A critical advantage has been access to operational data from a live site across multiple environmental seasons, according to Humphreys. “I wouldn’t say it sped up the process [of commercialisation] but I would say it’s just been very advantageous to have that and to have access to Tourmaline staff where we can be asking questions back to some of the releases.” 

One of the challenges is the accuracy of the data relative to the true operation of the facility and it’s something that every company in that space is dealing with, Humphreys notes. “That’s where having the ability to understand how our models fare against ground truth data is really key,” she says. 

“When we're providing a site rate, we want it to be accurate, we want it to be a meaningful number and so having that confidence as a result of some of these testing programs, that's really key because it improves that confidence level.”

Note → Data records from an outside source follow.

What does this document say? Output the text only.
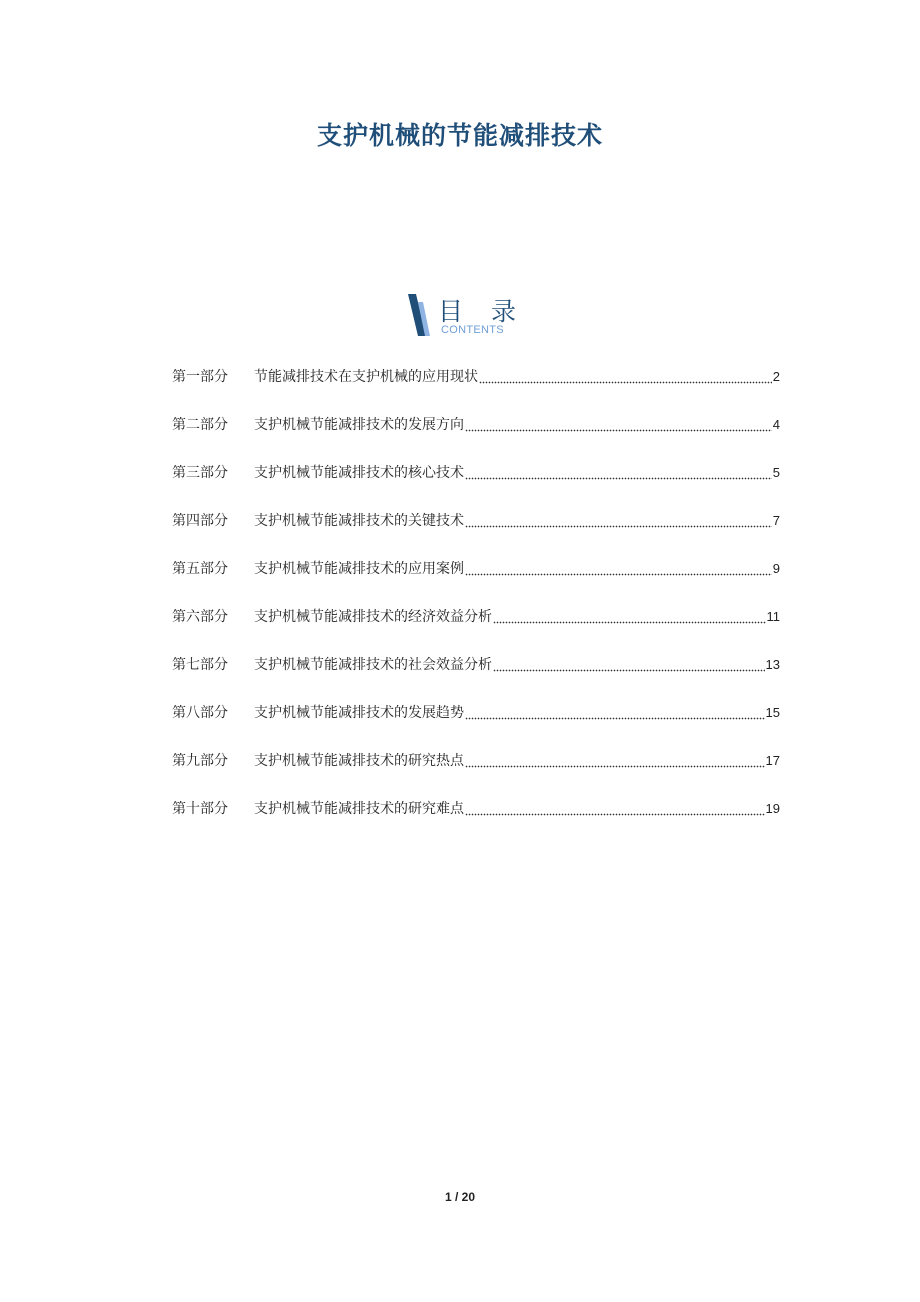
支护机械的节能减排技术
目 录
CONTENTS
第一部分	节能减排技术在支护机械的应用现状	2
第二部分	支护机械节能减排技术的发展方向	4
第三部分	支护机械节能减排技术的核心技术	5
第四部分	支护机械节能减排技术的关键技术	7
第五部分	支护机械节能减排技术的应用案例	9
第六部分	支护机械节能减排技术的经济效益分析	11
第七部分	支护机械节能减排技术的社会效益分析	13
第八部分	支护机械节能减排技术的发展趋势	15
第九部分	支护机械节能减排技术的研究热点	17
第十部分	支护机械节能减排技术的研究难点	19
1 / 20
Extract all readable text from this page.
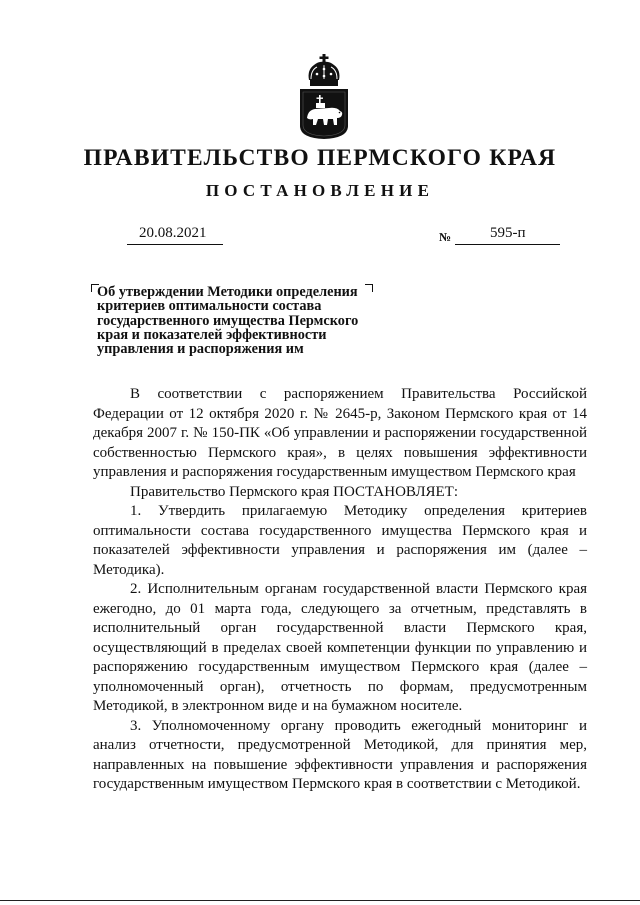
ПРАВИТЕЛЬСТВО ПЕРМСКОГО КРАЯ
ПОСТАНОВЛЕНИЕ
20.08.2021	№	595-п
Об утверждении Методики определения
критериев оптимальности состава
государственного имущества Пермского
края и показателей эффективности
управления и распоряжения им

В соответствии с распоряжением Правительства Российской Федерации от 12 октября 2020 г. № 2645-р, Законом Пермского края от 14 декабря 2007 г. № 150-ПК «Об управлении и распоряжении государственной собственностью Пермского края», в целях повышения эффективности управления и распоряжения государственным имуществом Пермского края

Правительство Пермского края ПОСТАНОВЛЯЕТ:

1. Утвердить прилагаемую Методику определения критериев оптимальности состава государственного имущества Пермского края и показателей эффективности управления и распоряжения им (далее – Методика).

2. Исполнительным органам государственной власти Пермского края ежегодно, до 01 марта года, следующего за отчетным, представлять в исполнительный орган государственной власти Пермского края, осуществляющий в пределах своей компетенции функции по управлению и распоряжению государственным имуществом Пермского края (далее – уполномоченный орган), отчетность по формам, предусмотренным Методикой, в электронном виде и на бумажном носителе.

3. Уполномоченному органу проводить ежегодный мониторинг и анализ отчетности, предусмотренной Методикой, для принятия мер, направленных на повышение эффективности управления и распоряжения государственным имуществом Пермского края в соответствии с Методикой.
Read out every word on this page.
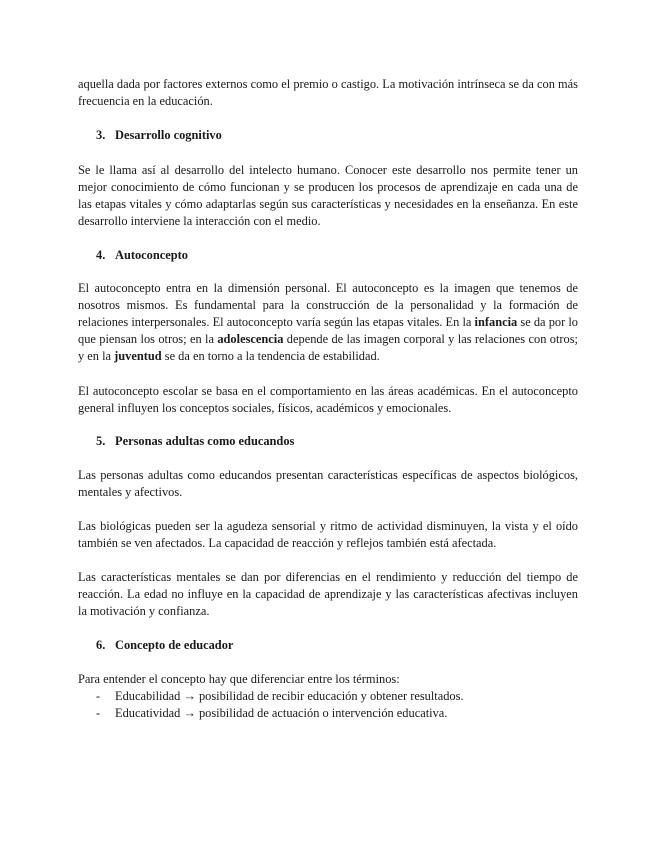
aquella dada por factores externos como el premio o castigo. La motivación intrínseca se da con más frecuencia en la educación.

3. Desarrollo cognitivo

Se le llama así al desarrollo del intelecto humano. Conocer este desarrollo nos permite tener un mejor conocimiento de cómo funcionan y se producen los procesos de aprendizaje en cada una de las etapas vitales y cómo adaptarlas según sus características y necesidades en la enseñanza. En este desarrollo interviene la interacción con el medio.

4. Autoconcepto

El autoconcepto entra en la dimensión personal. El autoconcepto es la imagen que tenemos de nosotros mismos. Es fundamental para la construcción de la personalidad y la formación de relaciones interpersonales. El autoconcepto varía según las etapas vitales. En la infancia se da por lo que piensan los otros; en la adolescencia depende de las imagen corporal y las relaciones con otros; y en la juventud se da en torno a la tendencia de estabilidad.

El autoconcepto escolar se basa en el comportamiento en las áreas académicas. En el autoconcepto general influyen los conceptos sociales, físicos, académicos y emocionales.

5. Personas adultas como educandos

Las personas adultas como educandos presentan características específicas de aspectos biológicos, mentales y afectivos.

Las biológicas pueden ser la agudeza sensorial y ritmo de actividad disminuyen, la vista y el oído también se ven afectados. La capacidad de reacción y reflejos también está afectada.

Las características mentales se dan por diferencias en el rendimiento y reducción del tiempo de reacción. La edad no influye en la capacidad de aprendizaje y las características afectivas incluyen la motivación y confianza.

6. Concepto de educador

Para entender el concepto hay que diferenciar entre los términos:

- Educabilidad → posibilidad de recibir educación y obtener resultados.

- Educatividad → posibilidad de actuación o intervención educativa.
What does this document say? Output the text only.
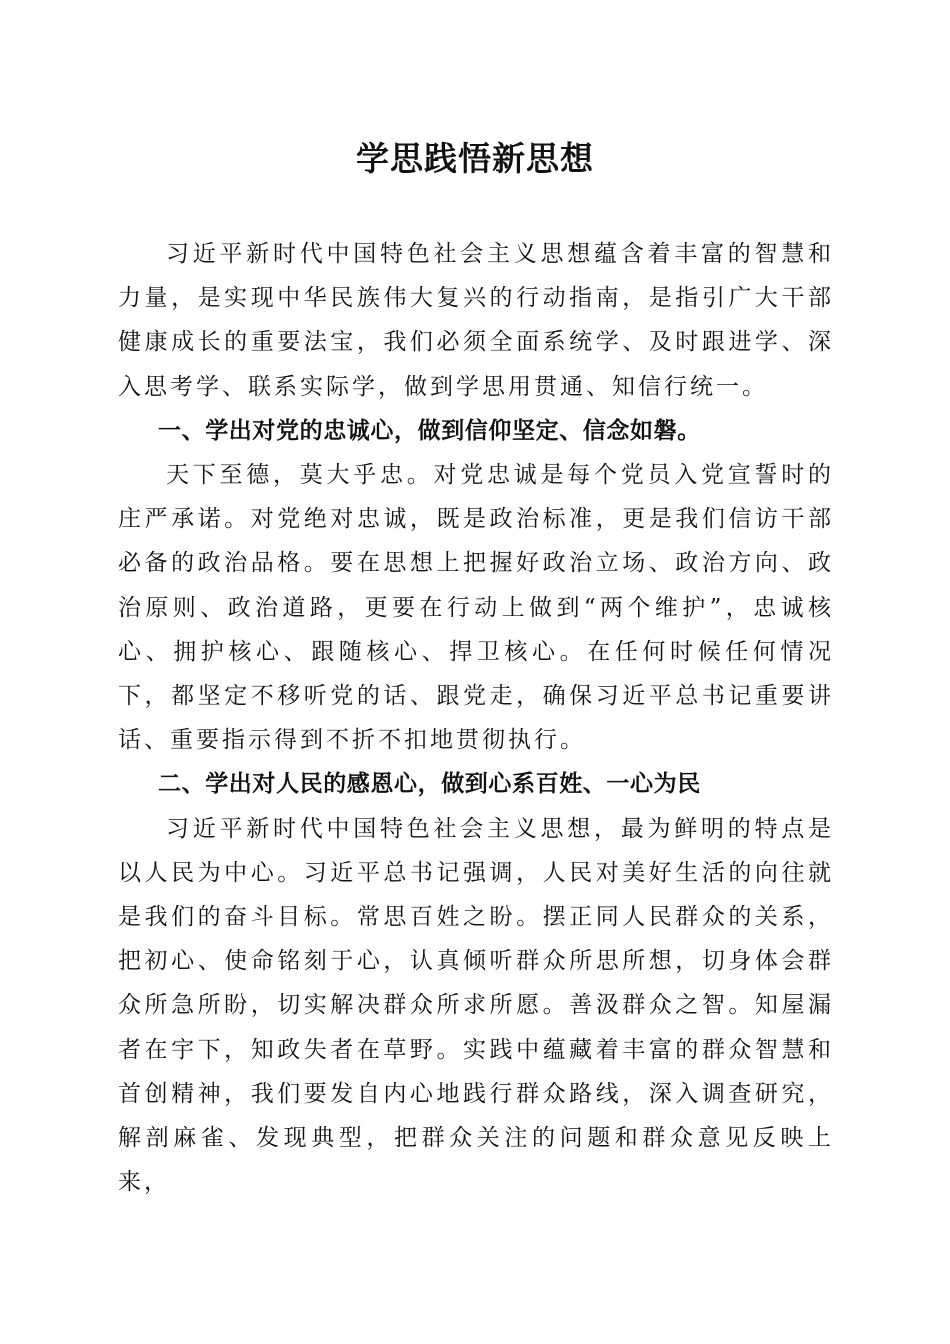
学思践悟新思想

习近平新时代中国特色社会主义思想蕴含着丰富的智慧和力量，是实现中华民族伟大复兴的行动指南，是指引广大干部健康成长的重要法宝，我们必须全面系统学、及时跟进学、深入思考学、联系实际学，做到学思用贯通、知信行统一。

一、学出对党的忠诚心，做到信仰坚定、信念如磐。

天下至德，莫大乎忠。对党忠诚是每个党员入党宣誓时的庄严承诺。对党绝对忠诚，既是政治标准，更是我们信访干部必备的政治品格。要在思想上把握好政治立场、政治方向、政治原则、政治道路，更要在行动上做到“两个维护”，忠诚核心、拥护核心、跟随核心、捍卫核心。在任何时候任何情况下，都坚定不移听党的话、跟党走，确保习近平总书记重要讲话、重要指示得到不折不扣地贯彻执行。

二、学出对人民的感恩心，做到心系百姓、一心为民

习近平新时代中国特色社会主义思想，最为鲜明的特点是以人民为中心。习近平总书记强调，人民对美好生活的向往就是我们的奋斗目标。常思百姓之盼。摆正同人民群众的关系，把初心、使命铭刻于心，认真倾听群众所思所想，切身体会群众所急所盼，切实解决群众所求所愿。善汲群众之智。知屋漏者在宇下，知政失者在草野。实践中蕴藏着丰富的群众智慧和首创精神，我们要发自内心地践行群众路线，深入调查研究，解剖麻雀、发现典型，把群众关注的问题和群众意见反映上来，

When operators have to do an emissions inventory (predicting what a site would actually emit), they want to understand how those numbers can be reconciled with “top down” measurements from different monitoring techniques including continuous monitoring, aerial flyovers or satellites. “That reconciliation piece between those two numbers is an ongoing challenge for any operator right now,” she says. “So the more confidence that we as a technology provider can give to the operator to help understand that, helps to feed that story for them.”

“We say we’re not the ones reducing emissions but we're providing the data that enables the operators to make informed decisions to be able to actually reduce the emissions.” 

In Alberta, Qube was the first continuous monitoring technology to receive Alberta Energy Regulator (AER) approval for an alternative Leak Detection and Repair (LDAR) pilot program to detect and repair methane leaks.

Qube’s presence in the US and internationally also has grown faster than anticipated, says Humphreys. It works with nearly 60 clients, including operators in every major basin in the US, and has opened offices in Houston and Midland in response to the growing need and demand. It also has pilot projects in the Middle East and the Asia Pacific region. 

“We're looking to have it [technology] as low-cost continuous monitoring [and] to make it scalable for companies,” she says. “We really want to make this accessible so that there's widespread adoption of it, leading to more methane reduction and greater environmental impact for the good.”